Tommy Smith is a football hero. My earliest childhood memories are of Liverpool games and goals. I used to hold a Kop season ticket. The moment I got Kenny Dalglish’s autograph on Hoylake golf course remains the greatest of my life.
But there are some things in life more important than where the next three points are coming from. This week Liverpool football club forgot that.
On Tuesday the team’s striker Luis Suarez was found guilty by the Football Association of using "insulting words" towards Manchester United’s Parice Evra that "included a reference to Mr Evra's colour". He was banned for eight matches.

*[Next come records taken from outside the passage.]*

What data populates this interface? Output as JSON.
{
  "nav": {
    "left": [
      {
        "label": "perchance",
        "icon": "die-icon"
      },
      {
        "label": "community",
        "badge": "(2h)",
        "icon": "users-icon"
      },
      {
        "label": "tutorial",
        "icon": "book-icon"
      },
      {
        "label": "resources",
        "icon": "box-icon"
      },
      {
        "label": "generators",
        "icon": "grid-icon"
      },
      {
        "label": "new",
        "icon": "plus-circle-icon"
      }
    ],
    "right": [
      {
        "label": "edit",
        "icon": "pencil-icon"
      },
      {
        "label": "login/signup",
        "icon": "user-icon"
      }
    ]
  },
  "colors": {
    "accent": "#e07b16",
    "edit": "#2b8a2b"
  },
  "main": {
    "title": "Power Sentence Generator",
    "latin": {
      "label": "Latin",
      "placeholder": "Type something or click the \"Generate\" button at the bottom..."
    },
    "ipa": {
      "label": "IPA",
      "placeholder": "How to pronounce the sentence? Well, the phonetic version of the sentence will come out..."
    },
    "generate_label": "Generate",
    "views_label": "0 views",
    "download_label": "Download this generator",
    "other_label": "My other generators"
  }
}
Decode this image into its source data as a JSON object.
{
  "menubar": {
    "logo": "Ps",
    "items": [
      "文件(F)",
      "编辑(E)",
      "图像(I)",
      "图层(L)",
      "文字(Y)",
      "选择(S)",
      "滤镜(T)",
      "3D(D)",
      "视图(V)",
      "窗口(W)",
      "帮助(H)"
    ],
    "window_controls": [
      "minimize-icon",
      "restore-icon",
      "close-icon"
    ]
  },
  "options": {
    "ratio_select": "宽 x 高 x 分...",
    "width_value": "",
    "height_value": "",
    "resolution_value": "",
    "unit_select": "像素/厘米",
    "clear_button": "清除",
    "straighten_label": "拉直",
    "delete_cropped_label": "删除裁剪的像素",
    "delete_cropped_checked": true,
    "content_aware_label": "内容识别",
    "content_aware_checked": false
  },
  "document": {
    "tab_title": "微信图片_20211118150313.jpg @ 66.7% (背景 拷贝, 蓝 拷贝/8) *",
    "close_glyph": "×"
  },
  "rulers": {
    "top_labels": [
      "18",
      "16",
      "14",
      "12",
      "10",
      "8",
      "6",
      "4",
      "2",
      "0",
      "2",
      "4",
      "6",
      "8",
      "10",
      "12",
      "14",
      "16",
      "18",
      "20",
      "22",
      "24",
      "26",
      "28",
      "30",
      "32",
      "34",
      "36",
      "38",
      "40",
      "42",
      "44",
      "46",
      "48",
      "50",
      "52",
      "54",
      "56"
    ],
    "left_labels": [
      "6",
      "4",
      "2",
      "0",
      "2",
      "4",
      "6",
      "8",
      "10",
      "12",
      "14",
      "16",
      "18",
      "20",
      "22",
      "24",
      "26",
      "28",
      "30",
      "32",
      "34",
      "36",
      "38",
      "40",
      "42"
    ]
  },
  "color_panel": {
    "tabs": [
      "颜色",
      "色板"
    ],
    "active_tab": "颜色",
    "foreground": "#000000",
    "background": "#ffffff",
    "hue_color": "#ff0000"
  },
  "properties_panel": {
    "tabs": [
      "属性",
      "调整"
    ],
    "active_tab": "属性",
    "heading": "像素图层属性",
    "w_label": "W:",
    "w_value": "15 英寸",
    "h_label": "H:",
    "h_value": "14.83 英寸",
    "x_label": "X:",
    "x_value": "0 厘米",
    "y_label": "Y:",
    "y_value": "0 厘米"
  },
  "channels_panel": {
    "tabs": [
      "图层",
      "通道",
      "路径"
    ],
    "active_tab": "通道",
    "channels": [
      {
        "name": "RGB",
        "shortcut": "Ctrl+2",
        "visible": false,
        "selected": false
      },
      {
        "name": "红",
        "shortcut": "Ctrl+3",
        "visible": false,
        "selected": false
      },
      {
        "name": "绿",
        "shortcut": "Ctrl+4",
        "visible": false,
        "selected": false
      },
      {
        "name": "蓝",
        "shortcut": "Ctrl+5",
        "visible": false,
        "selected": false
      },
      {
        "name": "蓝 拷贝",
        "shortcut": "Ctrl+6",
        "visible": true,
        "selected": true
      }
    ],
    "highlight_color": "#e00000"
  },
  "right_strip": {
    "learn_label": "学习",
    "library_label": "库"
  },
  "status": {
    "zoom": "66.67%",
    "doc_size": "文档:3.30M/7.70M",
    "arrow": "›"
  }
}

The response of the nation’s greatest football club to the news their star player had been found guilty of using a racial epithet to taunt an opponent. Humility? Dignity? No. Instead a cascade of self-righteousness and self-indulgence. “Luis Suarez needs our full support. Let's not let him walk alone,” was Kenny Dalglish’s trite response. The club itself chose to attack, yes attack, Evra, stating “that the accusation by this particular player was not credible”. This despite the fact an independent panel had just ruled the claim he was abused by Suarez was entirely credible.
The verdict was, according to the club, “extraordinary”. Despite the fact Suarez is reported to have admitted calling Evra a “negro” or “negrito” in his native Portugese. Suarez, and the club’s, defence is apparently based on the argument “negrito” can be used as a form of “affection”.

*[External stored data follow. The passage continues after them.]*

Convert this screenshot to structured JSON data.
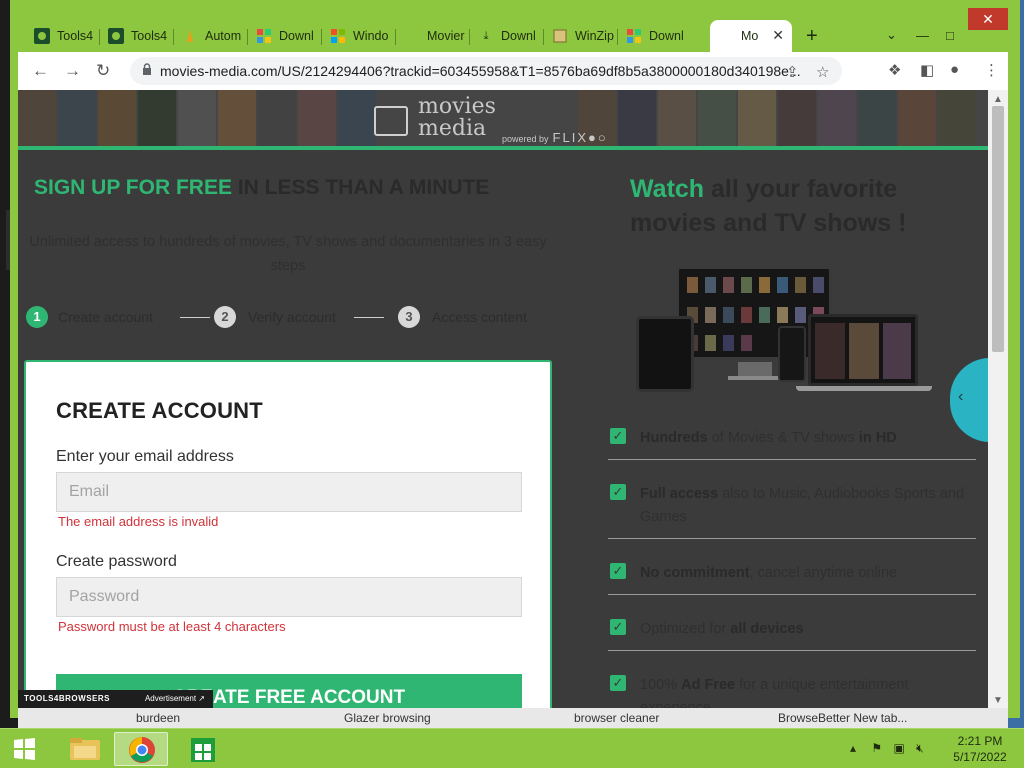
{
  "browser": {
    "tabs": [
      {
        "title": "Tools4",
        "icon": "tools4-favicon"
      },
      {
        "title": "Tools4",
        "icon": "tools4-favicon"
      },
      {
        "title": "Autom",
        "icon": "autom-favicon"
      },
      {
        "title": "Downl",
        "icon": "download-site-favicon"
      },
      {
        "title": "Windo",
        "icon": "windows-logo-favicon"
      },
      {
        "title": "Movier",
        "icon": "blank-favicon"
      },
      {
        "title": "Downl",
        "icon": "download-arrow-icon"
      },
      {
        "title": "WinZip",
        "icon": "winzip-favicon"
      },
      {
        "title": "Downl",
        "icon": "download-site-favicon"
      },
      {
        "title": "Mo",
        "icon": "blank-favicon"
      }
    ],
    "url_host": "movies-media.com",
    "url_path": "/US/2124294406?trackid=603455958&T1=8576ba69df8b5a3800000180d340198e..."
  },
  "page": {
    "brand_line1": "movies",
    "brand_line2": "media",
    "powered_by": "powered by",
    "powered_brand": "FLIX●○",
    "signup_heading_green": "SIGN UP FOR FREE",
    "signup_heading_rest": " IN LESS THAN A MINUTE",
    "signup_sub": "Unlimited access to hundreds of movies, TV shows and documentaries in 3 easy steps",
    "steps": [
      {
        "num": "1",
        "label": "Create account"
      },
      {
        "num": "2",
        "label": "Verify account"
      },
      {
        "num": "3",
        "label": "Access content"
      }
    ],
    "form": {
      "title": "CREATE ACCOUNT",
      "email_label": "Enter your email address",
      "email_placeholder": "Email",
      "email_error": "The email address is invalid",
      "password_label": "Create password",
      "password_placeholder": "Password",
      "password_error": "Password must be at least 4 characters",
      "submit_label": "CREATE FREE ACCOUNT"
    },
    "ad": {
      "brand": "TOOLS4BROWSERS",
      "label": "Advertisement ↗"
    },
    "watch_heading_green": "Watch",
    "watch_heading_rest": " all your favorite movies and TV shows !",
    "features": [
      {
        "bold1": "Hundreds",
        "text": " of Movies & TV shows ",
        "bold2": "in HD"
      },
      {
        "bold1": "Full access",
        "text": " also to Music, Audiobooks Sports and Games",
        "bold2": ""
      },
      {
        "bold1": "No commitment",
        "text": ", cancel anytime online",
        "bold2": ""
      },
      {
        "bold1": "",
        "text": "Optimized for ",
        "bold2": "all devices"
      },
      {
        "bold1": "",
        "text": "100% ",
        "bold2": "Ad Free",
        "text2": " for a unique entertainment experience"
      }
    ]
  },
  "desktop_under": [
    "burdeen",
    "Glazer browsing",
    "browser cleaner",
    "BrowseBetter New tab..."
  ],
  "taskbar": {
    "time": "2:21 PM",
    "date": "5/17/2022"
  },
  "colors": {
    "accent_green": "#2fb673",
    "chrome_frame": "#8dc63f",
    "error_red": "#d0333a"
  }
}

Now, it may well be that in a crowded penalty box, in the heat of a bad tempered encounter with Liverpool’s most bitter domestic rivals, Suarez was suddenly seized with affection for Evra. Overcome with the emotion of the moment he may also have chosen to give voice to these warm feelings in his native tongue.
But it doesn’t matter. It doesn’t matter if Suarez has a black grandfather, or done charity work to “encourage solidarity amongst people with different backgrounds”. We either adopt a zero tolerance approach to racism, or we don’t.
Let’s invert the argument. What if the FA had ruled calling an opponent “negro” was acceptable? What would be the experience of black players up and down the country? The taunt of “negrito” would blight professional, sunday league and school matches up and down the land.
"Black bastard" bad. "Negro bastard" fine. "Coon" an abhorrence. "Negrito" a term of endearment. This is not a defence, it is linguistic sophistry.
Suarez has the option of an appeal. He may yet be vindicated. But at the moment he is a guilty man. And the least Liverpool football club could do is show some awareness of that fact.
Liverpool’s great manger Bill Shankly once famously remarked that football was “much more important” than life or death”. Shankly was wrong.